И тут, навалившись всем телом, он прижал меня к двери. Он дышал мне в лицо, губы его были совсем близко, и он начал меня целовать. Мои губы будто одеревенели, но даже в такой момент они легко признали: Фельч знает толк в поцелуях. Губы мягкие, ненапряженные, языком действует, но только слегка. Я закрыла глаза, и все поплыло в темноте. Я забыла, где нахожусь: Темплтон, Эверелл-Коттедж, даже Иезекиль Фельчер, его руки и губы — все это унеслось куда-то прочь, и передо мною словно возник Праймус Дуайер, он был сейчас рядом со мной вместо Иезекиля, и я чувствовала, как мужские руки скользнули мне под трусы, и это были руки Праймуса, и живот, припиравший меня к двери, тоже был его, и подол мой задрался вверх, и трусы соскользнули вниз, и я слышала, как звякнула пряжка ремня о бетонный пол гаража, и ремень и пряжка эти тоже были почему-то Праймусовы. И это он обхватил меня сейчас сзади и нагнул. И все остальное было тоже его… Как это? Нет, конечно, не его!.. Нащупав в темноте дверную ручку, я повернула ее, и мы, ввалившись в дверь, рухнули на пол прихожей. Я посмотрела Фельчеру прямо в глаза и отодвинулась:
— Нет.
— Ой, прости. — Он отвернулся. — Я такой кретин, Вилли. Полный кретин! Как подступит, так ничего не могу с собой поделать.
— Ладно, ты иди, — сказала я.
И он пошел. Я слышала, как его громкие быстрые шаги удаляются по дорожке. В глубине души я надеялась, что больше никогда не увижусь с Фельчером. Я даже не посмотрела на него, когда он встал и пошел, просто захлопнула дверь ногой. И в то же время в глубине души я надеялась: он вернется. Еще какое-то время я сидела в темноте и ждала, когда раздастся тихий стук в дверь, но он так и не раздался.
Очухавшись, я поняла, что держусь обеими руками за живот.
— Бог ты мой, миленький! — сказала я Комочку. — Про тебя я совсем забыла. Прости!
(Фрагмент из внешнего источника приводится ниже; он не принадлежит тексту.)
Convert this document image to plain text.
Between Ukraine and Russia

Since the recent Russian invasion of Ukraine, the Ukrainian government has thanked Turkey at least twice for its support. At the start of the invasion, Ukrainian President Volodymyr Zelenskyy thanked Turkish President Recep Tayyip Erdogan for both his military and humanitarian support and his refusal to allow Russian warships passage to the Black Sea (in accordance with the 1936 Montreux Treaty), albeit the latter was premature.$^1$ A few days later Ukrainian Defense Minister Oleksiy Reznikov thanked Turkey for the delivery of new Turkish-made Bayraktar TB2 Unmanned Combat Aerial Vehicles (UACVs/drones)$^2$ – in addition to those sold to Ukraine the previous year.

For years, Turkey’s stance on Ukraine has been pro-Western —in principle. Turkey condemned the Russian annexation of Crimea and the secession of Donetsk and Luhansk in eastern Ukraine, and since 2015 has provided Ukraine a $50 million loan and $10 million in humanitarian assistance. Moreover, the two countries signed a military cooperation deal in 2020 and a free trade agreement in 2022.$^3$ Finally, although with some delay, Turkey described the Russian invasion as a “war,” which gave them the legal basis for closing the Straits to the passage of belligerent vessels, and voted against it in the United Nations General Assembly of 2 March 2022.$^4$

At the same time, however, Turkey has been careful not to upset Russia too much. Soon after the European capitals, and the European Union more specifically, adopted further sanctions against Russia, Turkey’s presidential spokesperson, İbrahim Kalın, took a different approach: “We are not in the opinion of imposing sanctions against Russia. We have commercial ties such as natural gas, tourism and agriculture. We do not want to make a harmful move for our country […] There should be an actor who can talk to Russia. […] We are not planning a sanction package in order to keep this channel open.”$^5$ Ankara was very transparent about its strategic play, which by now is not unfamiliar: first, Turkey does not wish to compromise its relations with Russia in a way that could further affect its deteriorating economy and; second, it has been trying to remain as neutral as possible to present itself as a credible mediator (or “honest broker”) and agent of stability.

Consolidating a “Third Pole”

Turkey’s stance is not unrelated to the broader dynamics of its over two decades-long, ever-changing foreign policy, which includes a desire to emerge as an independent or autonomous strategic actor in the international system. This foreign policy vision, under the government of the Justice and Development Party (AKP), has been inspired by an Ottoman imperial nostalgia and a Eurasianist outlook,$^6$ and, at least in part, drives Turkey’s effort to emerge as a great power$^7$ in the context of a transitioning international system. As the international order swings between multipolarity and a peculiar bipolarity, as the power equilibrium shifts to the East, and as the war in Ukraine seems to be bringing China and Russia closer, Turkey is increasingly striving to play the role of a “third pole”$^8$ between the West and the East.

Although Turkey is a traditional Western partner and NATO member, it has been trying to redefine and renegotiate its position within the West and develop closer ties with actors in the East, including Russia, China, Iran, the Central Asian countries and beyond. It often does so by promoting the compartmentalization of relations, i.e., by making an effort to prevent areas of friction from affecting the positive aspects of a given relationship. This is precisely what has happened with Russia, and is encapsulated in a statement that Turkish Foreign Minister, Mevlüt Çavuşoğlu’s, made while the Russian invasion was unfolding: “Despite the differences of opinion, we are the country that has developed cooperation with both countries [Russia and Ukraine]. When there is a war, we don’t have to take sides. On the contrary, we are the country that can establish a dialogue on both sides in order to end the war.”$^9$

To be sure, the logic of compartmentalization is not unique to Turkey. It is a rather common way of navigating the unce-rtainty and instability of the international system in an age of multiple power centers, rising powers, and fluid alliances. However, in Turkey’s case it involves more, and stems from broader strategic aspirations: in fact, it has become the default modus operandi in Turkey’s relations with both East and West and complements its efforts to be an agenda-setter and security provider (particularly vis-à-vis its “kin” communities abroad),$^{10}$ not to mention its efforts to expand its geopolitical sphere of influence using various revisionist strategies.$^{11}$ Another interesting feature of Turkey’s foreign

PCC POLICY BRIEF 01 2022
Я нуждалась в жидкости и жирах. Когда я зажарила себе яичницу из двух яиц и выдула почти два литра воды, на глаза мне опять попалась записка матери, и я поняла: сейчас мне нужна Кларисса. Пока я набирала номер и слушала гудки на другом конце, слезы прямо душили меня — идиотская история с Фельчером так и просилась наружу.
Но к телефону подошел Салли, я услышала в трубке его сухой голос.
— Здорово, Салли. А Кларисса не спит?
И хоть я всегда считала Салли одним из моих самых близких друзей, с кем мы по четвергам садились поиграть в «виселицу» даже без Клариссы, он злобно прошипел:
— Ой, Вилли, сейчас одиннадцать вечера! Попробуй хотя бы раз подумать о ком-нибудь еще, кроме собственной персоны! — И повесил трубку.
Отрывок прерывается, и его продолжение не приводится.